作者:David Bonet,Antonio Ortega,Javier Ruiz-Hidalgo,Sarath Shekkizhar 机构:∗ Universitat Politecnica de Catalunya, Barcelona, Spain, † University of Southern California, Los Angeles, USA 备注:Submitted to APSIPA 2021 链接:https://arxiv.org/abs/2107.12972 摘要:最先进的神经网络体系结构继续扩大规模,并提供令人印象深刻的概括结果,尽管这是以有限的解释性为代价的。特别是,一个关键的挑战是确定何时停止训练模型,因为这对泛化有重大影响。卷积神经网络(ConvNets)是由多个通道聚合而成的高维特征空间,由于维数灾难的存在,对中间数据表示和模型演化的分析具有挑战性。提出了一种新的基于非负核回归(NNK)图的信道广义化估计方法&CW-DeepNNK(CW-DeepNNK)。该方法使得所学习的数据表示和通道之间的关系都具有基于实例的可解释性。基于我们的观察,我们使用CW-DeepNNK提出了一个新的早期停止准则,该准则(i)不需要验证集,(ii)基于任务性能度量,并且(iii)允许在每个通道的不同点达到停止。实验结果表明,与基于验证集性能的标准准则相比,该方法具有明显的优势。 摘要:State-of-the-art neural network architectures continue to scale in size and deliver impressive generalization results, although this comes at the expense of limited interpretability. In particular, a key challenge is to determine when to stop training the model, as this has a significant impact on generalization. Convolutional neural networks (ConvNets) comprise high-dimensional feature spaces formed by the aggregation of multiple channels, where analyzing intermediate data representations and the model's evolution can be challenging owing to the curse of dimensionality. We present channel-wise DeepNNK (CW-DeepNNK), a novel channel-wise generalization estimate based on non-negative kernel regression (NNK) graphs with which we perform local polytope interpolation on low-dimensional channels. This method leads to instance-based interpretability of both the learned data representations and the relationship between channels. Motivated by our observations, we use CW-DeepNNK to propose a novel early stopping criterion that (i) does not require a validation set, (ii) is based on a task performance metric, and (iii) allows stopping to be reached at different points for each channel. Our experiments demonstrate that our proposed method has advantages as compared to the standard criterion based on validation set performance.
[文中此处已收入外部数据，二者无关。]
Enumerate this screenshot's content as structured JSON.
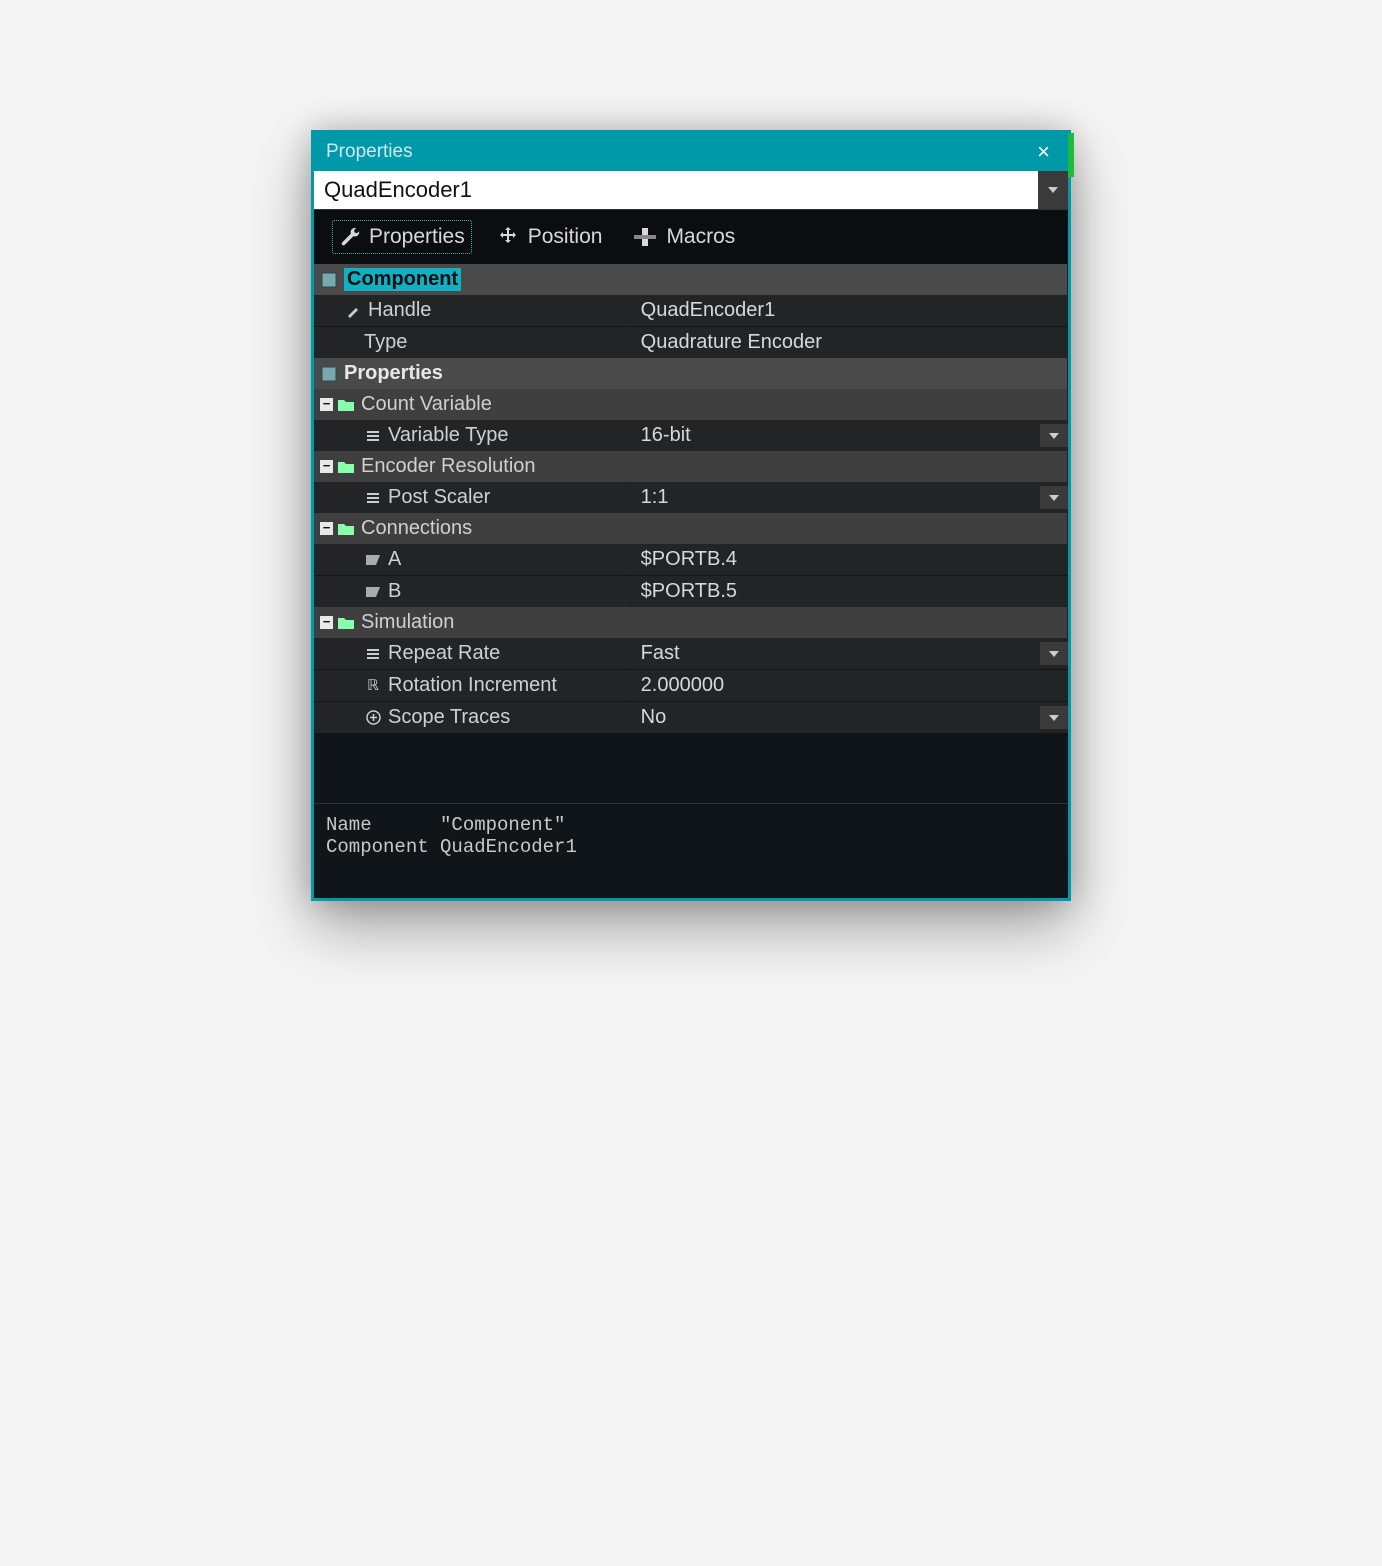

【19】 Finding Failures in High-Fidelity Simulation using Adaptive Stress Testing and the Backward Algorithm 标题:基于自适应压力测试和反向算法的高保真仿真故障查找

作者:Mark Koren,Ahmed Nassar,Mykel J. Kochenderfer 机构: Stanford University 备注:Accepted to IROS 2021 链接:https://arxiv.org/abs/2107.12940 摘要:验证自治系统的安全性通常需要使用高保真模拟器,以充分捕捉真实世界场景的可变性。然而,在模拟场景的空间中彻底搜索故障通常是不可行的。自适应应力测试(AST)是一种利用强化学习来发现系统最可能失效的方法。AST与深度强化学习求解器已被证明是有效的,在寻找跨一系列不同系统的失败。这种方法通常涉及运行许多模拟,这在使用高保真模拟器时可能非常昂贵。为了提高效率,我们提出了一种在低保真度模拟器中首先发现故障的方法。然后使用反向算法,通过单个专家演示来训练深度神经网络策略,从而将低保真度故障调整为高保真度故障。我们已经创建了一系列自主车辆验证案例研究,这些案例代表了低保真度和高保真度模拟器的一些不同方式,例如时间离散化。我们在大量的案例研究中证明,这种新的AST方法能够用比直接高保真运行AST所需的高保真模拟步骤少得多的步骤来发现故障。作为概念证明,我们还演示了在NVIDIA的DriveSim模拟器上的AST,这是一个行业最先进的高保真模拟器,用于查找自动驾驶车辆的故障。 摘要:Validating the safety of autonomous systems generally requires the use of high-fidelity simulators that adequately capture the variability of real-world scenarios. However, it is generally not feasible to exhaustively search the space of simulation scenarios for failures. Adaptive stress testing (AST) is a method that uses reinforcement learning to find the most likely failure of a system. AST with a deep reinforcement learning solver has been shown to be effective in finding failures across a range of different systems. This approach generally involves running many simulations, which can be very expensive when using a high-fidelity simulator. To improve efficiency, we present a method that first finds failures in a low-fidelity simulator. It then uses the backward algorithm, which trains a deep neural network policy using a single expert demonstration, to adapt the low-fidelity failures to high-fidelity. We have created a series of autonomous vehicle validation case studies that represent some of the ways low-fidelity and high-fidelity simulators can differ, such as time discretization. We demonstrate in a variety of case studies that this new AST approach is able to find failures with significantly fewer high-fidelity simulation steps than are needed when just running AST directly in high-fidelity. As a proof of concept, we also demonstrate AST on NVIDIA's DriveSim simulator, an industry state-of-the-art high-fidelity simulator for finding failures in autonomous vehicles.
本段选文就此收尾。